La Conférence de Paris représente une étape importante du processus visant à rétablir un équilibre entre les émissions de gaz à effet de serre dans le monde et la capacité de la terre à les absorber. A cette fin, il est urgent d’adopter un accord mondial et juridiquement contraignant qui soit juste et transformationnel, capable de donner un signal important à toute la communauté internationale en faveur d’une transition énergétique rapide vers un développement à faible contenu en carbone et en faveur d’une forte impulsion à s’appuyer sur les liens existant entre les deux objectifs: éradiquer la pauvreté et atténuer les effets du changement climatique. Ces liens montrent que la menace du changement climatique et la réponse que nous y apportons peuvent devenir une opportunité intéressante pour améliorer la santé, le transport, la sécurité énergétique et pour créer de nouvelles possibilités d’emploi.

Un accord effectif sur ces questions, outre la valeur importante qu’elles revêtent en soi, ne pourra que contribuer aux accords généraux entre les Etats en matière de développement humain intégral, de responsabilité de protéger, de paix, de désarmement et de respect du droit international.

Conclusion

Monsieur le président, la perception des limites de la Charte des Nations unies, face à de nouvelles situations de crise ou, malheureusement, les signes du manque d’observation de ses prescriptions, ne signifie pas proclamer ou déplorer l’échec de l’Organisation. Ces limites sont plutôt les ombres inévitables du grand cadre du premier projet mondial pour la paix et la coopération internationale qui dure avec bonheur depuis soixante-dix ans, ainsi qu’un encouragement au plein respect du droit en vigueur et à un accroissement de la confiance et de la coopération. Le Saint-Siège exprime donc l’espoir que ce soixante-dixième anniversaire, marqué par l’adoption solennelle de l’Agenda 2030, soit le début d’une coopération harmonieuse et approfondie au bénéfice de toute l’humanité.
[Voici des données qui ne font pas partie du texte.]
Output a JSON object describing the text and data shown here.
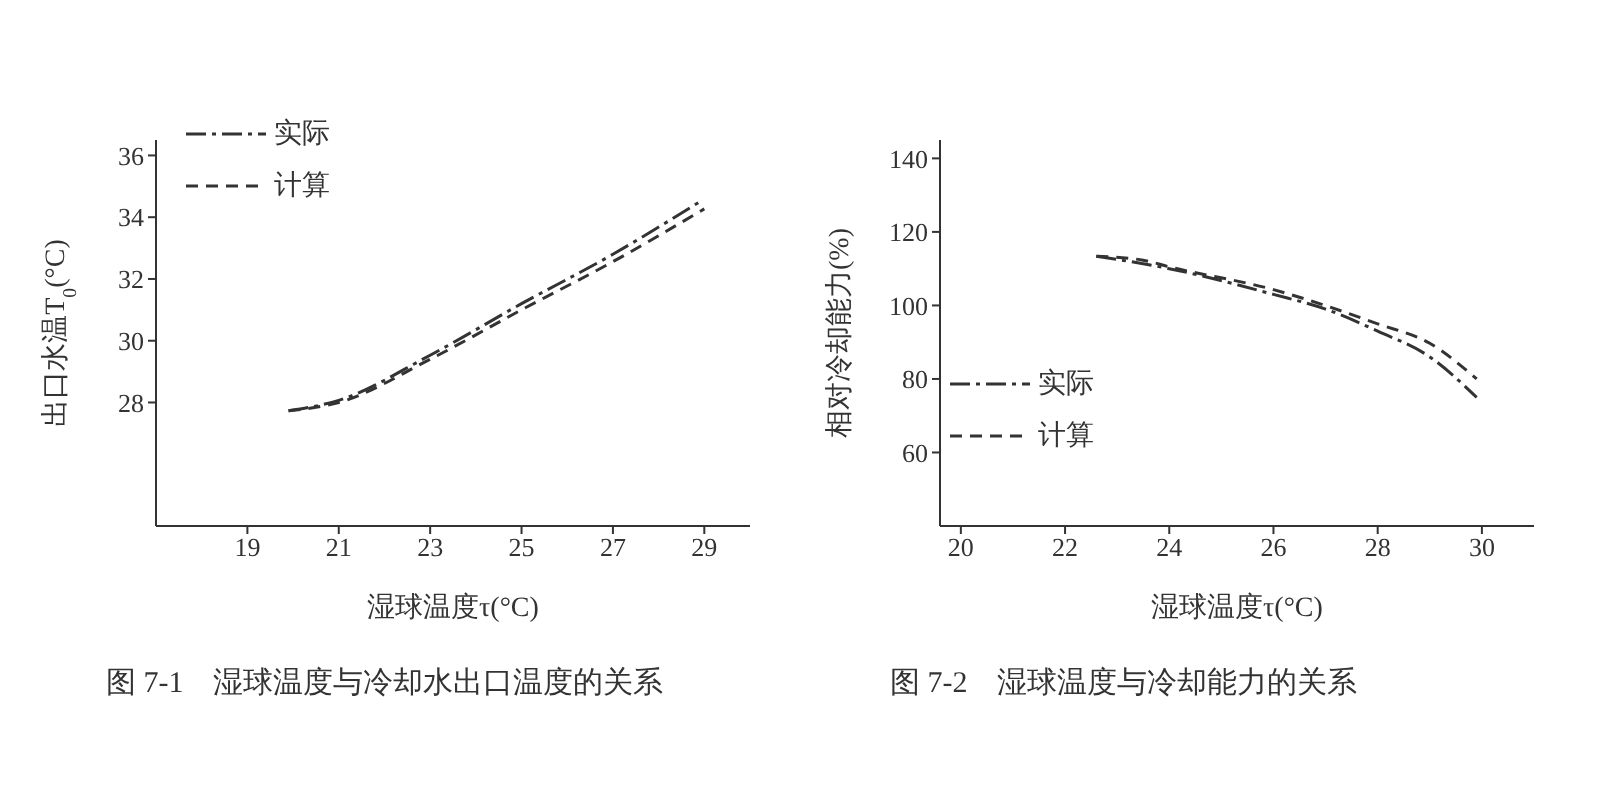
{
  "chart_data": [
    {
      "type": "line",
      "xlabel": "湿球温度τ(°C)",
      "ylabel": "出口水温T$_{0}$(°C)",
      "xlim": [
        17,
        30
      ],
      "xticks": [
        19,
        21,
        23,
        25,
        27,
        29
      ],
      "ylim": [
        24,
        36.5
      ],
      "yticks": [
        28,
        30,
        32,
        34,
        36
      ],
      "legend": "top left",
      "marker": "none",
      "annotations": [
        "图 7-1　湿球温度与冷却水出口温度的关系"
      ],
      "series": [
        {
          "name": "实际",
          "color": "#333333",
          "line_style": "dashdot",
          "x": [
            19.9,
            21,
            23,
            25,
            27,
            28.9
          ],
          "values": [
            27.73,
            28.07,
            29.53,
            31.2,
            32.8,
            34.5
          ]
        },
        {
          "name": "计算",
          "color": "#333333",
          "line_style": "dashed",
          "x": [
            19.9,
            21,
            23,
            25,
            27,
            29
          ],
          "values": [
            27.73,
            28.0,
            29.4,
            31.0,
            32.56,
            34.27
          ]
        }
      ]
    },
    {
      "type": "line",
      "xlabel": "湿球温度τ(°C)",
      "ylabel": "相对冷却能力(%)",
      "xlim": [
        19.6,
        31
      ],
      "xticks": [
        20,
        22,
        24,
        26,
        28,
        30
      ],
      "ylim": [
        40,
        145
      ],
      "yticks": [
        60,
        80,
        100,
        120,
        140
      ],
      "legend": "left",
      "marker": "none",
      "annotations": [
        "图 7-2　湿球温度与冷却能力的关系"
      ],
      "series": [
        {
          "name": "实际",
          "color": "#333333",
          "line_style": "dashdot",
          "x": [
            22.6,
            24,
            26,
            27,
            28,
            29,
            29.9
          ],
          "values": [
            113.4,
            110,
            103,
            99,
            93,
            86,
            75
          ]
        },
        {
          "name": "计算",
          "color": "#333333",
          "line_style": "dashed",
          "x": [
            22.6,
            23.5,
            24,
            26,
            28,
            29,
            29.9
          ],
          "values": [
            113.4,
            112.3,
            110.5,
            104.3,
            95,
            89.7,
            80
          ]
        }
      ]
    }
  ]
}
Comme l’ont affirmé au cours de leurs visites les Papes Benoît XVI, en 2008, et Paul VI, il y a cinquante ans pour le vingtième anniversaire de l’Organisation, les Nations unies sont appelées à «être toujours davantage un signe d’unité entre les Etats et un instrument au service de toute la famille humaine» (Benoît XVI, Discours à l’assemblée générale des Nations unies, 18 avril 2008); et représentent par conséquent «le chemin obligé de la civilisation moderne et de la paix mondiale» (Paul IV, Discours à l’assemblée générale des Nations unies, 4 octobre 1965). Les Nations unies doivent donc devenir le lieu de rencontre et de développement d’une véritable famille des nations et des peuples, dans lequel tout type de guerre et d’intervention unilatérale soient à jamais interdites, non seulement en paroles, mais surtout dans l’esprit et dans les intentions de tous les gouvernants. Merci, Monsieur le président.